Me recosté en el centro de la cama, sobre las almohadas, que seguían en su sitio, y dejé que el disco corriera. Me resultaba extraño verme así. Fascinante y vergonzoso al mismo tiempo. Me excitaba. Comencé a acariciarme casi sin darme cuenta. Separé las piernas doblando las rodillas, y deslicé la mano bajo la braguita blanca. Comencé a acercarla lentamente hacia mi sexo, entreteniéndome en la piel sedosa del pubis, en los rizos jascos, pellizcando suavemente el interior de los muslos. Me entretuve sintiendo cómo, poco a poco, mi vulva se humedecía, sin tocarla.
Pedro, de rodillas, me miraba angustiado. Los ojos parecían ir a salírsele de las órbitas. Su polla cabeceaba bajo la tela semitransparente que, incapaz de sostenerla, se elevaba dejando dos aberturas cómicas a los lados. La mojaba.

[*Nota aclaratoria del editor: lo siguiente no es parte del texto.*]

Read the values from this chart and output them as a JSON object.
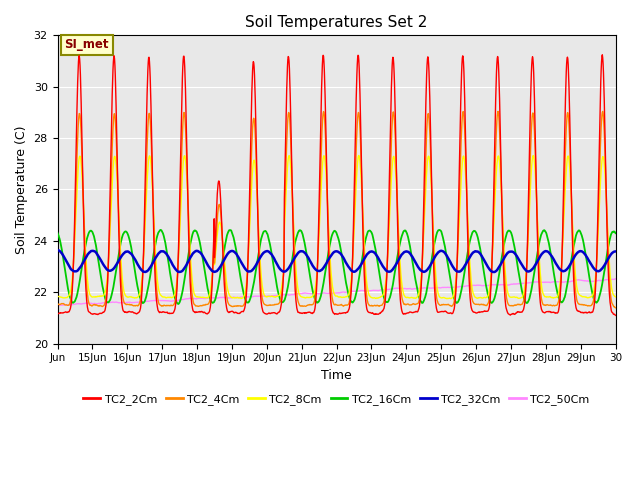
{
  "title": "Soil Temperatures Set 2",
  "xlabel": "Time",
  "ylabel": "Soil Temperature (C)",
  "ylim": [
    20,
    32
  ],
  "yticks": [
    20,
    22,
    24,
    26,
    28,
    30,
    32
  ],
  "background_color": "#e8e8e8",
  "annotation_text": "SI_met",
  "annotation_bg": "#ffffcc",
  "annotation_border": "#888800",
  "series_colors": {
    "TC2_2Cm": "#ff0000",
    "TC2_4Cm": "#ff8800",
    "TC2_8Cm": "#ffff00",
    "TC2_16Cm": "#00cc00",
    "TC2_32Cm": "#0000cc",
    "TC2_50Cm": "#ff88ff"
  },
  "series_linewidth": 1.0,
  "n_points": 1440,
  "x_start": 14.0,
  "x_end": 30.0,
  "xtick_positions": [
    14,
    15,
    16,
    17,
    18,
    19,
    20,
    21,
    22,
    23,
    24,
    25,
    26,
    27,
    28,
    29,
    30
  ],
  "xtick_labels": [
    "Jun",
    "15Jun",
    "16Jun",
    "17Jun",
    "18Jun",
    "19Jun",
    "20Jun",
    "21Jun",
    "22Jun",
    "23Jun",
    "24Jun",
    "25Jun",
    "26Jun",
    "27Jun",
    "28Jun",
    "29Jun",
    "30"
  ],
  "peak_base_2cm": 21.2,
  "peak_amp_2cm": 10.0,
  "peak_base_4cm": 21.5,
  "peak_amp_4cm": 7.5,
  "peak_base_8cm": 21.8,
  "peak_amp_8cm": 5.5,
  "green_base": 23.0,
  "green_amp": 1.4,
  "blue_base": 23.2,
  "blue_amp": 0.4,
  "pink_start": 21.5,
  "pink_end": 22.5,
  "pink_noise": 0.12
}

Mirándole a los ojos, deslicé un dedo entre los labios, y sentí un temblor familiar, un estremecimiento delicioso. Jaco me follaba como un animal en la pantalla. El plano estaba más abierto. Abierta de piernas, tumbada boca arriba, aguantaba sus embates de animal. Mi rostro se contraía en un rictus de placer mientras su culo se movía empujándola en el interior de mi sexo.
Comencé a acariciar los alrededores de mi clítoris mirándole a los ojos. Gemí. Conscientemente, acompañaba la caricia de jadeos y gemidos. Quería torturarle, hacerle padecer.

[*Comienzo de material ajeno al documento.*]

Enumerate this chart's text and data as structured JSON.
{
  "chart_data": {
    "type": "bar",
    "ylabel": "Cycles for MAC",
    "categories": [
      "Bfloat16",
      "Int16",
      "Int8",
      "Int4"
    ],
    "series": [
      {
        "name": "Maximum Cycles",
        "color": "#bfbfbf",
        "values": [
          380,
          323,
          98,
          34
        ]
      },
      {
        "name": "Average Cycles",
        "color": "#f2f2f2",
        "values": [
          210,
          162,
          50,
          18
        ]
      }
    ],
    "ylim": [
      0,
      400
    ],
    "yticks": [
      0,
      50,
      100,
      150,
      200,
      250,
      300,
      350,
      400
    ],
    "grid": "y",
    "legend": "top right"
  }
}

Se atrevió a hablarme, a pedirme que le dejara comérmelo, y saqué mi mano de su sitio para abofetearle. Una bofetada sonora que hizo enrojecer su mejilla.
- ¡No me hables, maricón!
Su polla cabeceaba con fuerza. Ni siquiera trataba de soltarse las manos. Me obedecía sin más. Su polla cabeceaba hasta salirse por encima de la tela. Goteaba sin parar.
Me corrí en el preciso instante en que Jaco, sacando la suya de mi coño y arrodillándose a mi lado, me cubría la cara de leche mientras que yo, clavándome los dedos culeaba con los ojos en blanco y abría la boca tratando de tragarme cuanta me fuera posible atrapar.
Me corrí como una loca, con las piernas apretadas alrededor de la mano, temblando y pellizcándome el pezón. Me corrí sabiendo que él estaba allí, mirándome, loco de caliente y sin poder ni tocarse, ni hablarme. Un estremecimiento salvaje me recorría en oleadas deshaciéndome.
Me quedé dormida sin tiempo apenas para apagar la tele y la luz, como sin fuerzas. En la alfombra, a mi derecha, Pedro respiraba agitadamente con las manos atadas en la espalda.
Me quedé dormida sonriendo, sabiendo que estaba ahí.